SMS is an application that enables users to run a large number of programs which may have dependencies on one another, and in time, in a controlled environment with reasonable tolerance of both hardware and software failures, combined with good restart capabilities.

SMS submits tasks(jobs) and receives acknowledgments from the tasks when they change status and when they send events. SMS knows the relationships between tasks, and is able to submit dependent tasks when a given task changes its status, for example when it finishes. Users talk to SMS using either the command and display program (CDP), or its X-windows equivalent (XCdp). CDP takes command line input and has some full screen capabilities; XCdp is an X-Windows/Motif based program.

SMS runs as a server receiving requests from clients. CDP and the suite jobs are the clients. Communication is based on SUN RPC using TCP/IP, with UDP/IP used for broadcasts. Note that SMS is a scheduler and is not a queueing system such as NQS or RQS.

SMS runs as a single-threaded server, serving one client at the time. When SMS is busy scheduling all clients wait and occasionally may timeout. The suite jobs and XCdp do try again, while CDP does not necessarily do so. XCdp does re-try some things. As from SMS V4.3 the task submission can be configured to be multi-threaded (but not for VMS.)

VMS support was discontinued in version 4.4. You may still use the old client on VMS to talk to SMS 4.4.

Terminology and typography

Command names in this text are written in this fashion, and corresponding sections in the manual pages is shown within parentheses.

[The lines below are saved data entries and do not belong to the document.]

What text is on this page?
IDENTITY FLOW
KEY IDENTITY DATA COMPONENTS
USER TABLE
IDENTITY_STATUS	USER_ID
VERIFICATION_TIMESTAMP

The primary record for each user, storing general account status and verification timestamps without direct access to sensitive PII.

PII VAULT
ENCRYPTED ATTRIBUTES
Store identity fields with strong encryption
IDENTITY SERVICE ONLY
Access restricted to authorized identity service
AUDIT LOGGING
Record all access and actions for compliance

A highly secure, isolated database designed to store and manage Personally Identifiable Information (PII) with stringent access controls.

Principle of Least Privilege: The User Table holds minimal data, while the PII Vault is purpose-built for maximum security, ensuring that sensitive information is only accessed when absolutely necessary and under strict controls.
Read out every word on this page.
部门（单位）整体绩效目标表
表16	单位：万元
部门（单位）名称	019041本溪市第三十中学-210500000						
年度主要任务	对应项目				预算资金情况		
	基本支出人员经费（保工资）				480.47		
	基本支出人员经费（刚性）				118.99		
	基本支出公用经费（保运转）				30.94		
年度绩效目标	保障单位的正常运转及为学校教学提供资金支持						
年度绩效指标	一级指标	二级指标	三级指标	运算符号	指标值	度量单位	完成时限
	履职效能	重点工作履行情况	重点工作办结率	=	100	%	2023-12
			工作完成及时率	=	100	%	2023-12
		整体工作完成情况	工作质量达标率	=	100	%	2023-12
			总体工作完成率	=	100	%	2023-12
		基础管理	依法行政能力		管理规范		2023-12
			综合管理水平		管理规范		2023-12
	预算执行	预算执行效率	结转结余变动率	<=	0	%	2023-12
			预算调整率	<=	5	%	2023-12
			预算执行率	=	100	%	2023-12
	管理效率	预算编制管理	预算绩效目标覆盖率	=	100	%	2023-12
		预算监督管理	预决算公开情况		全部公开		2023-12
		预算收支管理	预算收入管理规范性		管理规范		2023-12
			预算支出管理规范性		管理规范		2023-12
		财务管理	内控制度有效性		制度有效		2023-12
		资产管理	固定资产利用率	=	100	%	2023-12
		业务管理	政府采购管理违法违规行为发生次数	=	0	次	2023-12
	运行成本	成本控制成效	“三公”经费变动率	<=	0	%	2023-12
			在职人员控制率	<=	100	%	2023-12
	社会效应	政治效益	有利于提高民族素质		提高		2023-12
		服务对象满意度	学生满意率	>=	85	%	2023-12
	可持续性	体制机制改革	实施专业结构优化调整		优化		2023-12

UNIX manual page sections are numbered from one to eight; for example, the UNIX C shell is shown as csh(1) which indicates it is in the first section of the UNIX manual pages. users(CDP) indicates the command users is a CDP command and its manual page can be obtained from the CDP section of the manual pages. Sections denoted IOI, CDP, PLAY and SMS are all part of the SMS manual pages.

A concept is a name used in this document to describe an idea.

A variable is used a lot through out this document.

A node is a SMS task, family, suite or equivalent when it does not matter of which we are talking about.

Extracts from script or definition files look like this

  # This is in a file
  and this is important in this file
  some other lines

Colors are also used to highligh the status of a node, like if node /x/y/z is active, it would look like /x/y/z.